と書いているにも関わらず、それを受ける次節以降は、その「今日新しいものを、明日古くするためのデザイン」という問題に対する解は何も書かれない。書かれずに、「デザイナー」の生き方についての指南が書かれるだけ。この本の大きなコンテキストは、デザイナーの生き方ではないはず。『震災のためにデザインは何が可能か』であって、デザイナーは社会的デザインという生き方があるよ、ということを伝える本ではないはずだ。それに、もしそれを伝えるのなら、社会的デザインに携わっても、「今日新しいものを、明日古くするための」商業的なデザインを携わるのと同じような「商業的な」成功ができる道を示すなり作るなりするべきではないかなと思う。

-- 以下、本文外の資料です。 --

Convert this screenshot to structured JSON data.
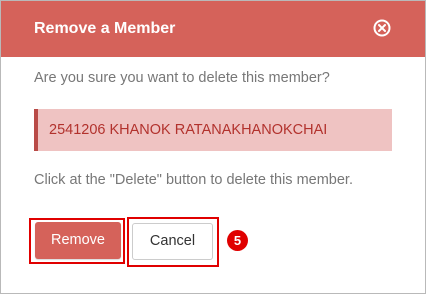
{
  "dialog": {
    "title": "Remove a Member",
    "close_icon": "close-circle-icon",
    "question": "Are you sure you want to delete this member?",
    "member": "2541206 KHANOK RATANAKHANOKCHAI",
    "instruction": "Click at the \"Delete\" button to delete this member.",
    "remove_label": "Remove",
    "cancel_label": "Cancel"
  },
  "annotation": {
    "step_number": "5"
  },
  "colors": {
    "header": "#d5625a",
    "remove_button": "#d5625a",
    "member_box_bg": "#efc3c2",
    "member_box_border": "#b94b47",
    "member_text": "#b2322d",
    "highlight": "#e00000"
  }
}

商業的な成功を我慢して社会的デザインに携わりなさいというのでは、道を拓いたことにならないのではないか。

 ついでに繰り返して言うと、僕は、仮にそれが「今日新しいものを、明日古くするためのデザイン」から脱却していて、「新しい古いから解き放たれた永遠のデザイン」だとしても、その分の金額が上積みされるようであれば意味がないと思っている。どちらにしても、この現代で永遠に使い続けることなどあり得ないのだ。なのに、一生モノを一生モノの価格で販売するほうが、思想洗脳した詐欺行為に近いと思っている。

もう一つは、山崎氏の章にも

そのとき、デザインの力が有効に働きます。デザインが持つ「正しさ」や「楽しさ」や「美しさ」が、課題の共有に役立ちます。多くの人たちが共感できるデザインであることが、社会の課題を解決する力を醸成し始めるのです。

と言った文章で表現されるように、デザインが社会の課題を解決する力になることが繰り返し語られていて、これは本著の性格上当然ではあるけれど、ともすれば「デザインがなければ社会の課題を解決する力が生まれない」とまで言っているように聞こえてしまう。

本来、社会の課題を解決しようという意志は、社会に生きる中で感じ取れるものだし、感じ取れなければならないもので、それを感じ取る能力というのは、自律的で能動的で、家庭と教育によって個人に醸成されていくものだと思う。そういう「個人」が多数の社会が前提で、デザインがそれを手助けする、という思想には、どうしても聞こえないような感じがする。それは、もはや「デザインがなければ、現代人は社会の課題を解決しようという気にすらならない」と言っているようで、少し高慢な感じがするし、その姿勢というのは、教育の重要性というのを根本的に忘れてはいないか、と思ってしまう。
自分たちは十分に教育を受け、もしくは独学で学び、十分に知的でソフィスティケートされている、そういう自分達が、デザインというものを使って、やる気のない現代人にやる気を起こさせるような仕掛けをいっちょ作ってやろう、言い方は悪いが、そういう、あの僕たちが忌み嫌う「啓蒙主義」に通底するところがあるように少し感じた。